Hew Griffiths was sentenced to over 4 years in gaol on Friday for criminal copyright infringement (the US court has recognised time served already in Australia challenging extradition; this means he will spend about 15 months in prison in reality). Hew Griffiths was extradited to the US from Australia in February to face a US court – even though he had never previously set foot in the country.

Earlier commentary on the case can be found at Larvatus Prodeo, Catallaxy, Legal Soapbox (here and here), Inchoate, and IPWars – and even the IPKat, as well as the mainstream media (here and here). Malik and the House of Commons have commented on the endgame, as has Club Troppo. It’s interesting to read the commentary: a lot of people really are quite torn over this one. Griffiths did some pretty serious stuff in terms of copyright infringement – about as serious as you can imagine it getting. Nevertheless, is extradition appropriate/proportionate?

Today, I have a short comment in Crikey. More over the fold.

Here’s what I said:

In February, an Australian resident, Hew Griffiths, was extradited to face a US criminal court on charges of conspiracy to commit criminal copyright infringements, and criminal copyright infringement. He pleaded guilty, and last Friday he was sentenced to more than 4 years in gaol – although because he has already spent 3 years in an Australian gaol, he will have to serve 15 months over in the US.

Griffiths was extradited, and has been convicted, for his involvement in ‘warez trading’: he was a leader of the DrinkOrDie software piracy group, who deliberately and consciously set up an international computer network which operated, in an organised way, to crack technical protections on software and distribute the uncracked version.

It’s important to get a few misconceptions out of the way. Griffiths is not copyright’s version of David Hicks. Hicks was held without charge for years in the US; Griffiths was held only after a US grand jury indicted him. Hicks was charged under laws which applied criminal penalties retrospectively to acts done before the law was passed. Griffiths was convicted for acts which were crimes under Australian law at the time he did them. It is unlikely Hicks was thinking about possible conviction by a US court when he acted in Afghanistan; Griffiths flouted Australian and US copyright law, and boasted he would not be caught. If the US were going to choose a case for a copyright-based extradition, they certainly chose someone who is not a particularly sympathetic character.
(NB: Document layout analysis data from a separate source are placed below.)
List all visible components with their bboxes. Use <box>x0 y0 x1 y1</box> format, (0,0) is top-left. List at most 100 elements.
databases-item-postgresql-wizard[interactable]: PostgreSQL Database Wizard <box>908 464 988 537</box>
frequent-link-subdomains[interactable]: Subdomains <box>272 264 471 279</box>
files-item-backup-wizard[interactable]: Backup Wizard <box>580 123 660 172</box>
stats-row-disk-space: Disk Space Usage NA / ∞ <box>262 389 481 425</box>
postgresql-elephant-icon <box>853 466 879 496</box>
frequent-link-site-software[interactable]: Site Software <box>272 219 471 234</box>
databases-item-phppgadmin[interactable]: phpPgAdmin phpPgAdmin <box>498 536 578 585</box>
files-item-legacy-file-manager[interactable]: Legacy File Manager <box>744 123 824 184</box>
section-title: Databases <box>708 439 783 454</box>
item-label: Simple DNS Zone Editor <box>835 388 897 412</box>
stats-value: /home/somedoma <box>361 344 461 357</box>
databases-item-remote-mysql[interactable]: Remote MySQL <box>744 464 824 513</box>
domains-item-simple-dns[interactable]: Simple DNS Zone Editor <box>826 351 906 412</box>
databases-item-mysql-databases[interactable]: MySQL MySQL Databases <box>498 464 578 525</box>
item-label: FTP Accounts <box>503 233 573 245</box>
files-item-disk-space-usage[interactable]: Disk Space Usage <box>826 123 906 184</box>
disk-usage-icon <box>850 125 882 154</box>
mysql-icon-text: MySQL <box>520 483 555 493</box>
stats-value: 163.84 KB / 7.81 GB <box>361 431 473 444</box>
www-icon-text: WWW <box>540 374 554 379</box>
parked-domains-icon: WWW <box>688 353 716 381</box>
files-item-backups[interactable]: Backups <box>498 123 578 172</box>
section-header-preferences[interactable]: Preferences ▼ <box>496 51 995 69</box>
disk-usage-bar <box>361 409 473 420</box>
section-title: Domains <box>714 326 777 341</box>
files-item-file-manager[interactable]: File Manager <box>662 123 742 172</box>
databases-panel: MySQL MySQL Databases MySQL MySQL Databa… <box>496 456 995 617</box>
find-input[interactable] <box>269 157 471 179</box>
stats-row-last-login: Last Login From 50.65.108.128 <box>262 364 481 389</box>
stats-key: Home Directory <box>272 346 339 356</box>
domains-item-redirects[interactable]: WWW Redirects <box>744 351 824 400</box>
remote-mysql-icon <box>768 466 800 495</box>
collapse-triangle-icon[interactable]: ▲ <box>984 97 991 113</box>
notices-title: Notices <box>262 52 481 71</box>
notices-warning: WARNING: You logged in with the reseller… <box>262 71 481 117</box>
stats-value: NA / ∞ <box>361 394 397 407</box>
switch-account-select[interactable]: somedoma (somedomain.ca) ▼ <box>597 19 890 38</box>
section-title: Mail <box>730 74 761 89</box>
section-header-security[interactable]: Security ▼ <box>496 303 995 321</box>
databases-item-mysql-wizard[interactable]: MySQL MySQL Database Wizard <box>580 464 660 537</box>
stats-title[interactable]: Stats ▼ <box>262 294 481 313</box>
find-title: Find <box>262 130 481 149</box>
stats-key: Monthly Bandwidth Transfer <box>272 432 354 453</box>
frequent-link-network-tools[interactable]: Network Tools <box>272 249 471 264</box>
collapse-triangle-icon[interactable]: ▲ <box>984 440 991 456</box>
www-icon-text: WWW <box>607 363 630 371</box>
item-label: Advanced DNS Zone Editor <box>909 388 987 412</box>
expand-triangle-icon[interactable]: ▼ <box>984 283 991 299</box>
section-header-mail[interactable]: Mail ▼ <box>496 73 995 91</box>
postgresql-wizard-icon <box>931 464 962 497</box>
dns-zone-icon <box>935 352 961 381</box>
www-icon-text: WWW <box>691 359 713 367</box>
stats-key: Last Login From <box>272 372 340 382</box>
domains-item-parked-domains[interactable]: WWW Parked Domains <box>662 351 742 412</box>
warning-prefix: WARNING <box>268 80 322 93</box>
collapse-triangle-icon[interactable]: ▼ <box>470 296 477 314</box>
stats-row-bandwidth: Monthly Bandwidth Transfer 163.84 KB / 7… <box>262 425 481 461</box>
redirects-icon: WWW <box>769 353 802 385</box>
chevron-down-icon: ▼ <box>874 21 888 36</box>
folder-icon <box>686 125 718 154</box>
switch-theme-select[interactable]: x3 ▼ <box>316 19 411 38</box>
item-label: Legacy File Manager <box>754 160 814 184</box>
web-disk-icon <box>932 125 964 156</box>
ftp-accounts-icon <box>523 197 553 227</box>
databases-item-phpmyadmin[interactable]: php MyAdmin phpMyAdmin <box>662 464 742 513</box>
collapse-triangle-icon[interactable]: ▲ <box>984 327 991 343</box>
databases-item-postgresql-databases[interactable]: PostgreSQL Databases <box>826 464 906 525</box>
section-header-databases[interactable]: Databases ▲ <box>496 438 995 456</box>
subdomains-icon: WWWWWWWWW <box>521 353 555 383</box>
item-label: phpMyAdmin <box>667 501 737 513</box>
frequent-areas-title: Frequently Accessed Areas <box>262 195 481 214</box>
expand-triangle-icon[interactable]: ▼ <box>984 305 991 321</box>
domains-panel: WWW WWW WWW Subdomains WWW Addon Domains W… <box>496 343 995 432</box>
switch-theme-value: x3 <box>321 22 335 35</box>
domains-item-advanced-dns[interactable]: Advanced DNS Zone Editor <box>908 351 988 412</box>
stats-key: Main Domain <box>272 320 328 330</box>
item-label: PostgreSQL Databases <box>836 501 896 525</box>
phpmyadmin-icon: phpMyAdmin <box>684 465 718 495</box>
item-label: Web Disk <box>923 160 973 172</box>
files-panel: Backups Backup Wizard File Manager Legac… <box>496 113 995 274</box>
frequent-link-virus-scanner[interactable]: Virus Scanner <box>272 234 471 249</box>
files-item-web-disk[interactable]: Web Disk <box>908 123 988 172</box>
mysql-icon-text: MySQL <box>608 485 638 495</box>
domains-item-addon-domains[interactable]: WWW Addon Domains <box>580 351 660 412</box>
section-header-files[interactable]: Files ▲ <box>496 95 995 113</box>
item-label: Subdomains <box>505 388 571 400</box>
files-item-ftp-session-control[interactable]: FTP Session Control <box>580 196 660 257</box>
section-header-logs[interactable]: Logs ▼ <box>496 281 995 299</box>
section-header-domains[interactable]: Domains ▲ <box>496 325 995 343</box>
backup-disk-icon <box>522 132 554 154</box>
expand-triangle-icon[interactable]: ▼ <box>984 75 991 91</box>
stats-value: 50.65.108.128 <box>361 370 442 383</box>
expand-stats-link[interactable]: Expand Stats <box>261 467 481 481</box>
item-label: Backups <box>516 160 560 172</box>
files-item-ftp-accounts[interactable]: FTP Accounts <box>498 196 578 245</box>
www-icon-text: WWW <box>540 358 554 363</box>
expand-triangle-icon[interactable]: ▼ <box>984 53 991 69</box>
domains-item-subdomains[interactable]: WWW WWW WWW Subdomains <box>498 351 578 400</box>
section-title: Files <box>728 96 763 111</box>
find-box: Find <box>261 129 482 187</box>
But we should be shocked, and worried, by what has happened to Griffiths. Why? Because before he was extradited, Griffiths had never set foot in the United States. It is a worry that we have, without any apparent demur on the part of Australian authorities, the exercise of US jurisdiction. It means that Australian authorities will, it seems, happily allow US law to be applied to acts done in Australia. Why? There is no reason why Griffiths could not have been charged, and tried, in an Australian court. There were many other co-conspirators, but none have been extradited to the US. Several were charged, and convicted, under UK law by UK courts. Why is Griffiths being treated differently? Because Griffiths was the leader? All the more reason to try him here.

The Australian government might respond that in the case of ‘transnational’ crimes, drastic action like extradition is necessary. But this is copyright, not international terrorism or child pornography we are talking about. It is an economic crime. Extradition does not seem appropriate or proportionate.

We should be worried that such extraditions might become more common. If they do, Australians will have to consider, in their online activities, extradition to the US as a possible risk. So much for Australian sovereignty.